Murray’s call on whether to go pro will dictate the course of Georgia’s offense. If he leaves, the team has confidence in Hutson Mason, who redshirted this past season. But Mason is unproven, while Murray has been rewriting the offensive record books.

“They’re a little bit different,” Bobo said of Murray and Mason. “And that’s what I’m saying, I don’t know what our identity will be. (Mason) does some things that maybe are a little bit better than Aaron, and Aaron does some things a little bit better than him. But I have confidence in both those guys. And that’s just something we’ll talk about with Aaron later on this week.”

The rest of the offense will feature familiar faces. Tailbacks Todd Gurley and Keith Marshall are coming off sterling freshman seasons, so there will still be star power on offense even if Murray departs.

Bobo said he had a message for Gurley after Tuesday’s game.

“The thing I said to him after the game, ‘You had a great year, but you have a chance to be great. And let’s go to work.’ I have no doubt that those two games will respond in the offseason. I think they will only improve,” Bobo said.

The offensive line doesn’t lose anybody, but it will still have to improve after an uneven season. The receiving corps loses starters Tavarres King and Marlon Brown (who missed the latter half of the season after knee surgery). But the return of Michael Bennett from knee surgery, the presence of Malcolm Mitchell and Chris Conley and the performance of Justin Scott-Wesley in the bowl are encouraging.

“You gotta feel good about the guys coming back. You gotta feel good about guys like Justin Scott-Wesley, making great plays,” Bobo said. “Any time young guys can play well and have success, that’s only going to lead to more confidence for them heading into next year.”

Conley also said the team would have faith in Mason.

“Absolutely. Hutson’s a baller. And I know he’ll be ready,” Conley said.

As for the defense, the big unknown is at nose tackle. Junior Kwame Geathers is mulling the draft, and indications are it could go either way. If Geathers returns, then the team has an inexperienced, 355-pound nose tackle to anchor a young defense. If not, it just adds to the question marks.
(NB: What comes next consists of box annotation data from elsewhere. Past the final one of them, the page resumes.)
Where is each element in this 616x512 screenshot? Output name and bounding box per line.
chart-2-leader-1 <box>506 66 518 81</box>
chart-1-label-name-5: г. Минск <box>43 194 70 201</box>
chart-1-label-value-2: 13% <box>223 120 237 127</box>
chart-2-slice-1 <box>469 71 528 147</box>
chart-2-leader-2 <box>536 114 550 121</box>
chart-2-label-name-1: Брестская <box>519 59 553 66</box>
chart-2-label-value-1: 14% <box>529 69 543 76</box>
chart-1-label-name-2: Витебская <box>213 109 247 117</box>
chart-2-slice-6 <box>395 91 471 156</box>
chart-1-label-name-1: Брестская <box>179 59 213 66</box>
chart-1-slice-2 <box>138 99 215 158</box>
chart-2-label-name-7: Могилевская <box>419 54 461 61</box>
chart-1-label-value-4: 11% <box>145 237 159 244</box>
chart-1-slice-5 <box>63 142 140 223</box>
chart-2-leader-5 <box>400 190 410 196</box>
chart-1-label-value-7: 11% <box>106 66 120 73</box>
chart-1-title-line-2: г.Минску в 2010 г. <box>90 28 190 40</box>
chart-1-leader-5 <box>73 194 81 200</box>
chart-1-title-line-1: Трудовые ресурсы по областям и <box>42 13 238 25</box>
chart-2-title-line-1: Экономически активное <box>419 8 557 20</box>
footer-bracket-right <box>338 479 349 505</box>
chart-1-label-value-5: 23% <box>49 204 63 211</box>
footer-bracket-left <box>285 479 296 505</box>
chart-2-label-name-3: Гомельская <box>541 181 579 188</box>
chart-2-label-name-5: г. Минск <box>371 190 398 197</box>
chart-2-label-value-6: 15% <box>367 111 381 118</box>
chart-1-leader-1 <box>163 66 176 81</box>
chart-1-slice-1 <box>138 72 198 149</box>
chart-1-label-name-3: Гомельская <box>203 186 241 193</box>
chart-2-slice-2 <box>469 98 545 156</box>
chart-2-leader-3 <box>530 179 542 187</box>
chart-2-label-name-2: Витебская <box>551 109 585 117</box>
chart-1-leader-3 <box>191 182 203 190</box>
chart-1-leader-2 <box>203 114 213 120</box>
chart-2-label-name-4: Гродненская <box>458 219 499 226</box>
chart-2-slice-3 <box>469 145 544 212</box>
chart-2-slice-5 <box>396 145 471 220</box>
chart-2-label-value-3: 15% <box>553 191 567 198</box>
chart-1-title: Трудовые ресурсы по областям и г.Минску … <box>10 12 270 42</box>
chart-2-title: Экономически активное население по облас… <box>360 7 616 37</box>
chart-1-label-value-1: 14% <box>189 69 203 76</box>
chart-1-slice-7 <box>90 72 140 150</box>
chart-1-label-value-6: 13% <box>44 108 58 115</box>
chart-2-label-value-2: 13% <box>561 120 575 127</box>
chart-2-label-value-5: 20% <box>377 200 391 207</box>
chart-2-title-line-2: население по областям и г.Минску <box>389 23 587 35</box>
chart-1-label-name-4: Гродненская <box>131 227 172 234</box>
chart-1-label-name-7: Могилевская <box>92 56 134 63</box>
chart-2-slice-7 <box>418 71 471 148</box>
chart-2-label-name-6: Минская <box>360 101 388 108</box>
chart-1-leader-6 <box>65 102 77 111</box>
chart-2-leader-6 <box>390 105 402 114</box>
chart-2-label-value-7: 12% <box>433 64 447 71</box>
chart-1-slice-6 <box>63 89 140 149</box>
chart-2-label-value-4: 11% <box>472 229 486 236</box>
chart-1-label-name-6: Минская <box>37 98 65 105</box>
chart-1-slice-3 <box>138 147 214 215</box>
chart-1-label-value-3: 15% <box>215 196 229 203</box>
“We’re gonna be young,” said cornerback Damian Swann, one of the few starters who will return. “But we’re gonna have some guys that have to step up. We recruit guys that can play. It just so happened that their time is gonna come next year.”

Grantham, entering his fourth season leading Georgia’s defense, harkened back to when he first arrived. He pointed out that he inherited most of the players who are now departing, but at the time they didn’t know the 3-4 system.

Most of the players who will take the field next year will be inexperienced. But they at least know the system.

“The biggest thing to me is you watch the transition from year one to year three,” Grantham said. “That game wasn’t going great right there (against Nebraska), but we found a way to win it, and we showed more mental and physical toughness in the second half to win the game. And that’s why you win 12 games in a year. That’s what we’ve got to work with the guys coming up is to develop that mental and physical toughness to win ballgames.”